Interest in the concept of "megaregions" - clusters of neighboring large metropolitan centers that share economic activity and transportation, like the Boston-Washington corridor - is on the rise. Earlier this month, former governors Parris Glendenning (Maryland) and Michael Dukakis (Massachusetts) led a roundtable in Philadelphia on breaking down political boundaries, making regional transportation investments in high-speed rail and other transport services, and protecting the environment on a regional basis. The roundtable summary is posted here: http://www.america2050.org/2007/03/post_1.html, and a column by Neal Peirce on the proceedings and the idea of a unified Northeast corridor is here: http://www.postwritersgroup.com/archives/peir0311.html. Mega-regions figure prominently in the new book Smart Growth in a Changing World (APA Planners Press), edited by Jonathan Barnett http://www.planning.org/APAStore/Search/Default.aspx?p=3654.

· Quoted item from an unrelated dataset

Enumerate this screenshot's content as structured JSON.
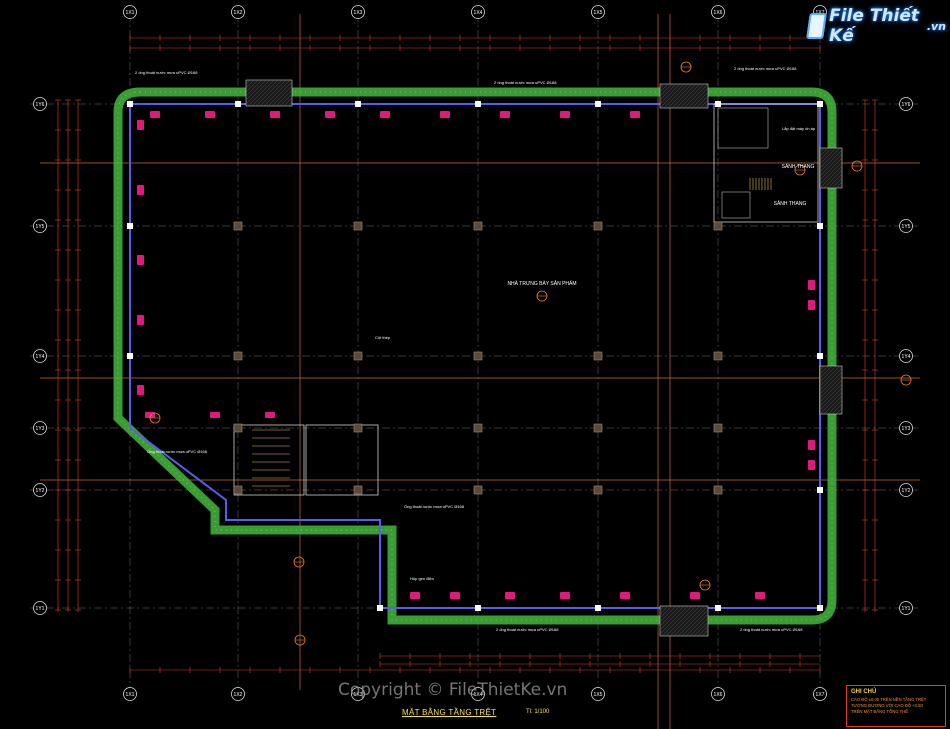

This new approach to planning has been actively supported by the Lincoln Institute of Land Policy in exchanges that have had an important and evolving connection to Europe. Armando Carbonell, chair of the Institute's Department of Planning and Urban Form and a contributor to the Barnett book, recalls initial gatherings in the late 1990s that evolved into a regular meeting of American and European planners to explore ways to learn from one another on broad-based regional planning.
"The participants all recognized the differences between the U.S. and Europe, and the strengths and weaknesses of the European model. But the goal was to really rethink planning, and to improve and inform planning strategies and policies in the U.S.," Carbonell said.
Andreas Faludi, a faculty associate at the Lincoln Institute and professor at OTB Research Institute for Housing, Urban and Mobility Studies, Delft University of Technology in The Netherlands, delivered a Lincoln Lecture on European spatial planning in 2000 and attended a discussion with American planners on the revival of the Regional Planning Association of America later that year. In 2001 the Lincoln Institute organized a special session on European planning strategies at the American Planning Association in New Orleans, and sponsored a conference on the topic. The papers presented at that conference formed the Institute's first book on the subject, European Spatial Planning, edited by Faludi and published in 2002. http://www.lincolninst.edu/pubs/PubDetail.aspx?pubid=181
Now comes the second Lincoln book based on a second conference, in Vienna in 2005, on the regional strategies in the European Union, now referred to generally as spatial development. The book, Territorial Cohesion and the European Model of Society, is also edited by Faludi. http://www.lincolninst.edu/pubs/PubDetail.aspx?pubid=1179.
The books and conferences led to the emergence of "an American spatial development perspective," Carbonell said, and an initiative and Web site promoting megaregional planning, America 2050, established by the Regional Plan Association, the Lincoln Institute and others.
There will be another trans-Atlantic meeting of the minds in Luxembourg in May, Carbonell said, and that Europe-U.S. exchange is likely to result in the third book in the series. Proposals are also pending with the European Union to build on a planning research exchange in order to coordinate research efforts among various centers in the US and Europe. The Luxembourg gathering will move that idea ahead.
In the meantime, Carbonell is leading an urban design studio class at the University of Pennsylvania, along with Robert Yaro, president of the Regional Plan Association, on the "European diagonal," focusing on the super-region stretching from Lisbon to Milan, through Madrid, Barcelona, and Marseille.